Suas mãos habilidosas procuraram e encontraram minha ferramenta, já dura e batendo na bunda dela. Acariciaram ela e naquele momento senti a necessidade de provar aquele manjar, então me deitei sobre ela e a beijei de novo, enquanto sentia o toque dos nossos paus e nossas mãos nos masturbando um ao outro. Desci pelo corpo dela e me deparei com a carne dela; com muito cuidado, passei minha língua sobre a glande e provei aquele líquido que no começo achei estranho, mas não era desagradável. Embora com muito menos habilidade que ela, coloquei o membro dela na minha boca e fiz meu primeiro boquete, só que ela não quis gozar na minha boca e me afastou no último momento, gozando na barriga dela. Ela limpou e engoliu todo o sêmen de um jeito muito erótico, me beijou e disse que estava pronta para o próximo passo. Foi até a bolsa e tirou um tubinho de lubrificante, que deixou na mesinha; me explicou para que servia e eu puxei ela pelo braço, atraindo-a para perto de mim. Colocando ela de bruços e eu por cima das costas dela, comecei uma brincadeira de língua em volta do buraquinho dela, que arrancou mais de um gemido, lubrifiquei com minha saliva todo o cuzinho dela e meus dedos foram abrindo devagar, sem pressa, acompanhados pelos movimentos da bacia dela, até que ela ficou de quatro, totalmente à minha mercê. Com muito cuidado e depois de colocar a camisinha, encostei a cabeça do meu pau na entrada do cu dela e penetrei. Ana me segurou e disse para eu deixar ela fazer, então obedeci e vi o corpo dela enterrando minha ferramenta na bunda dela, enquanto apertava o esfíncter para eu sentir a força dos músculos em volta do meu pau... era excitante, logo estávamos num vai e vem frenético de corpos, os dois gritando como animais no cio, e eu masturbando ela enquanto metia com força no cu dela.

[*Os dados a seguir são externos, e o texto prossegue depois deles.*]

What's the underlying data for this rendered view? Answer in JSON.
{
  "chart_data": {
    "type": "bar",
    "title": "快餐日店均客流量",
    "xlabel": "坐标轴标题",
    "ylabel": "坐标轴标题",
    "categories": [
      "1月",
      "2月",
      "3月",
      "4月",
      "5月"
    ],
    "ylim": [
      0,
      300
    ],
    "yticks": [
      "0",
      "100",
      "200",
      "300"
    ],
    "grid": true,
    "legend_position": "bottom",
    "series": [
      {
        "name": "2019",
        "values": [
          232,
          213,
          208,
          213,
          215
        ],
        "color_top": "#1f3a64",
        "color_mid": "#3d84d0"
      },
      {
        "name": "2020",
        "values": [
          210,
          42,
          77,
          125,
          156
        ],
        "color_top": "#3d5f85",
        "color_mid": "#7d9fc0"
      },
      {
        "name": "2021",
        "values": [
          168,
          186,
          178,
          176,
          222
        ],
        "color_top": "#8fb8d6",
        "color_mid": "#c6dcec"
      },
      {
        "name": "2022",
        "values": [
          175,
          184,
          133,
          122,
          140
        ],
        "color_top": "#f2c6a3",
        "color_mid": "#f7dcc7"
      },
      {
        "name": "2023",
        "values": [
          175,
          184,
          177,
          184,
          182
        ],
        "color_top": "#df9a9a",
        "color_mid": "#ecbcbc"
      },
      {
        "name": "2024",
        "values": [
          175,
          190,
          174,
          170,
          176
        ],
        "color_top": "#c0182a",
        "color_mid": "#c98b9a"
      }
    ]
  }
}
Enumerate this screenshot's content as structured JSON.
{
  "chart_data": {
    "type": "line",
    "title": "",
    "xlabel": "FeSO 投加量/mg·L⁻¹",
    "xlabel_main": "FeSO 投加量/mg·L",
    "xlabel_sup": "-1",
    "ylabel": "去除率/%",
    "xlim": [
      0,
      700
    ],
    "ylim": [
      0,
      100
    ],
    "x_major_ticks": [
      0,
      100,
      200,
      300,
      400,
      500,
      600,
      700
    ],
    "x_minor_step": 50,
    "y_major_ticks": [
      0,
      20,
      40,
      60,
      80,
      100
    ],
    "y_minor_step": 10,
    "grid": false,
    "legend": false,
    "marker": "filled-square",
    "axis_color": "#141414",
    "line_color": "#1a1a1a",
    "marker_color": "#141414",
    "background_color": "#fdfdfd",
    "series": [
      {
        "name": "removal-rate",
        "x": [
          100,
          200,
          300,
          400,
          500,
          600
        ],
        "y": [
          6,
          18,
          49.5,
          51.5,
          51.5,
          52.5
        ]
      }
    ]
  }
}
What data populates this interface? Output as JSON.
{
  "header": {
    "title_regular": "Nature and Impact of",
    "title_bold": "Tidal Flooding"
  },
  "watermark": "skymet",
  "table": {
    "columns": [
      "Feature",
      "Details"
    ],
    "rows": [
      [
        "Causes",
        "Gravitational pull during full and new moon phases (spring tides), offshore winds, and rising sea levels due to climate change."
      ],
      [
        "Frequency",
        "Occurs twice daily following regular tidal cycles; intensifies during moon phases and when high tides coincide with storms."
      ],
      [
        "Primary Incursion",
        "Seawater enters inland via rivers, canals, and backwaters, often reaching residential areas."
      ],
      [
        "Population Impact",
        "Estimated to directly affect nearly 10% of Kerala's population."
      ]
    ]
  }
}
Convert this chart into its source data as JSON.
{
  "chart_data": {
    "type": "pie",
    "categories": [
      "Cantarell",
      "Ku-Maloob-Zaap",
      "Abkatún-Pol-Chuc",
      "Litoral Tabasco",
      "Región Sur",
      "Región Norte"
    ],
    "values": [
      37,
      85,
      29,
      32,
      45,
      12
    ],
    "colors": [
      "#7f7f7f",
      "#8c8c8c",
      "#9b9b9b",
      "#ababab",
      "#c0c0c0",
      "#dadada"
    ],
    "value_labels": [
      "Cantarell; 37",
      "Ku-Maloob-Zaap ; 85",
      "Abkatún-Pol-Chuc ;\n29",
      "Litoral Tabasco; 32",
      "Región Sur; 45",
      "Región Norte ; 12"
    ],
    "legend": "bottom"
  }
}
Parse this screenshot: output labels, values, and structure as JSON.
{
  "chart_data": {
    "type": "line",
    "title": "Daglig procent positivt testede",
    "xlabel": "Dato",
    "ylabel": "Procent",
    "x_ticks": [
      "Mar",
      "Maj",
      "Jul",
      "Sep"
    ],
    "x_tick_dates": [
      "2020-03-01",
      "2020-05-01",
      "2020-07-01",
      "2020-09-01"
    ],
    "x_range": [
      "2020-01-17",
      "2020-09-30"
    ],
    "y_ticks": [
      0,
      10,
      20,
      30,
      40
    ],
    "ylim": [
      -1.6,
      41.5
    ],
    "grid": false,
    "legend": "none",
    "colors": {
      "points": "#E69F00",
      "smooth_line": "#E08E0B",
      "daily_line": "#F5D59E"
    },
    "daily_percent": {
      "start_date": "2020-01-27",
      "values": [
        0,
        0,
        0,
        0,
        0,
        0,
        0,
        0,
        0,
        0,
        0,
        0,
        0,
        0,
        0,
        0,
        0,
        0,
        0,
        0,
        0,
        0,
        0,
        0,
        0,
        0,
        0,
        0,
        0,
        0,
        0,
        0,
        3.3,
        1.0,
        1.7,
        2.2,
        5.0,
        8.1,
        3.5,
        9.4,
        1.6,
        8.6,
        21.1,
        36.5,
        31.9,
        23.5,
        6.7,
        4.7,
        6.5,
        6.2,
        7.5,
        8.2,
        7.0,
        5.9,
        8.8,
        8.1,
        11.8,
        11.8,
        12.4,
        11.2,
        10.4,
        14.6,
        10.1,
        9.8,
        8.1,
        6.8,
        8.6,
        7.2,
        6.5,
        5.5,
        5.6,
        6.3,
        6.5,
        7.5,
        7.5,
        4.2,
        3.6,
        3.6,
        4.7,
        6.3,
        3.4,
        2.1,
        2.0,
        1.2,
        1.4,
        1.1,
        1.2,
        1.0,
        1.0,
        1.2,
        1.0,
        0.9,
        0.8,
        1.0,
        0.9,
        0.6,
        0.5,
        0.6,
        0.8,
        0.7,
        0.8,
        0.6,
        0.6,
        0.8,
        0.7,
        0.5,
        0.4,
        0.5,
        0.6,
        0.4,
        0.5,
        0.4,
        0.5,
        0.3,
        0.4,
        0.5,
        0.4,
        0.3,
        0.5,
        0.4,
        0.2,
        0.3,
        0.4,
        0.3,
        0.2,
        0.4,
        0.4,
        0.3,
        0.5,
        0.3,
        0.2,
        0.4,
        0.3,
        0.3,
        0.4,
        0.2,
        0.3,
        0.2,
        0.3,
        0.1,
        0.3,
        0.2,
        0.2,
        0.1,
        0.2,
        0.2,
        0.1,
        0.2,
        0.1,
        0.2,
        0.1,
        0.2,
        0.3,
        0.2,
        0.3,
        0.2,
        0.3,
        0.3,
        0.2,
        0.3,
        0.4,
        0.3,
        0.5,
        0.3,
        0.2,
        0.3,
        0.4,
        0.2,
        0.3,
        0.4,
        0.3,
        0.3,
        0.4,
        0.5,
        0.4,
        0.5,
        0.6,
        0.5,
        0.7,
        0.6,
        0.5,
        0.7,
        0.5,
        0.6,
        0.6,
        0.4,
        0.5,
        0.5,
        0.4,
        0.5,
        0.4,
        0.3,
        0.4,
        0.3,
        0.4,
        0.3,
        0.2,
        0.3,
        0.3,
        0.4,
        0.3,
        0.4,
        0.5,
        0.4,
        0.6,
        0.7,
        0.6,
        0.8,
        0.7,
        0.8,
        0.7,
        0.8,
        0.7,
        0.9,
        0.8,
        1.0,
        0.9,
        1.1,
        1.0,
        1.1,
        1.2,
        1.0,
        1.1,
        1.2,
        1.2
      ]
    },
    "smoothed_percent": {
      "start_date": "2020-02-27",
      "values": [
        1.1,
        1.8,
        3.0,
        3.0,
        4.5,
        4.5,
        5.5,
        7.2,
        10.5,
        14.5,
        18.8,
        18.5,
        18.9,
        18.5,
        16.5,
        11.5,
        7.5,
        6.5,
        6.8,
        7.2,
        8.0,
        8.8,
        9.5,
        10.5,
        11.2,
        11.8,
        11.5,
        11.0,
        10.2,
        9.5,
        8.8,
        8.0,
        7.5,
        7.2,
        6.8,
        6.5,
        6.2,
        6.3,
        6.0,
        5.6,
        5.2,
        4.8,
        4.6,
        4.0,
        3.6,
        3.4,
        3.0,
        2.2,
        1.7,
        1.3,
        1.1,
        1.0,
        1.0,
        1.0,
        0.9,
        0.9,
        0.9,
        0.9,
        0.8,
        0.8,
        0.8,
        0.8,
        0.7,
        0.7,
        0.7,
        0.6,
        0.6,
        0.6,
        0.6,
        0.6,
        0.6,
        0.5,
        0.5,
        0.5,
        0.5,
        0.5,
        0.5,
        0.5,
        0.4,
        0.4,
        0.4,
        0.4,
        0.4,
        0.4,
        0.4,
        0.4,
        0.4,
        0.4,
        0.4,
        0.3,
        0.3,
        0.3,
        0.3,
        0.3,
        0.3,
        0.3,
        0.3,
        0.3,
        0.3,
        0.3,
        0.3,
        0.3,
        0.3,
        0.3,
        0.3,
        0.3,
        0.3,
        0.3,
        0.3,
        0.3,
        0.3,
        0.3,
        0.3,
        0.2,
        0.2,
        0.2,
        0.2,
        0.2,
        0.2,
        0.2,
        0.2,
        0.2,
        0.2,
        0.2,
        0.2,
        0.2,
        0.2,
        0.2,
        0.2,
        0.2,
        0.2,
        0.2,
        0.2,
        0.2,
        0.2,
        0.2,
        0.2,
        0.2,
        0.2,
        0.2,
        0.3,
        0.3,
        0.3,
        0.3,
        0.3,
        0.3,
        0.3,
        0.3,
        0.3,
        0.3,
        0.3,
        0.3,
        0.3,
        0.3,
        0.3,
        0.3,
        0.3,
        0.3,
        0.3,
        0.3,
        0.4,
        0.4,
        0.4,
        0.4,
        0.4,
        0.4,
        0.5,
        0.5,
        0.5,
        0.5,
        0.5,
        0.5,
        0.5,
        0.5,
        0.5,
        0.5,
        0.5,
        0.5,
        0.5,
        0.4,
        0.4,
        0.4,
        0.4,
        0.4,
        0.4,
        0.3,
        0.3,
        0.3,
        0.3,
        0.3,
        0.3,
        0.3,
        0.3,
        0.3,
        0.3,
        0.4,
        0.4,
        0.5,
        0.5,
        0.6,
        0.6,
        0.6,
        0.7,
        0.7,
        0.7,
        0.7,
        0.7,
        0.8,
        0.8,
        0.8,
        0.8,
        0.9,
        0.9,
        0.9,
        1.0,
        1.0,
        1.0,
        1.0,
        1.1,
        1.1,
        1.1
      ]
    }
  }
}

Entre gemidos, ela pedia pra eu avisar antes de gozar, e eu avisei; ela se afastou de mim e virou pra receber gostosa minha segunda descarga da noite, menos abundante, mas um orgasmo tão intenso quanto o primeiro. Com toda a porra na boca dela, ela engoliu e perguntou se eu queria experimentar uma parada, e eu topei; ela juntou com habilidade as últimas gotas de sêmen que saíam do meu pau e me entregou com a língua... era a primeira vez que eu fazia algo assim, mas tava adorando ter quebrado "minhas regras", então fui até o fim e quis que a Ana terminasse do mesmo jeito que eu, então me preparei pra dar prazer oral nela até o fim... ela gemia e, quando me agarrou pra me afastar, eu continuei chupando e ela gozou na minha boca... a gente se fundiu num beijo longo e, logo depois, nos abraçamos, de frente um pro outro, com minha cabeça no peito dela, pra recuperar as forças daquela noite intensa de sexo.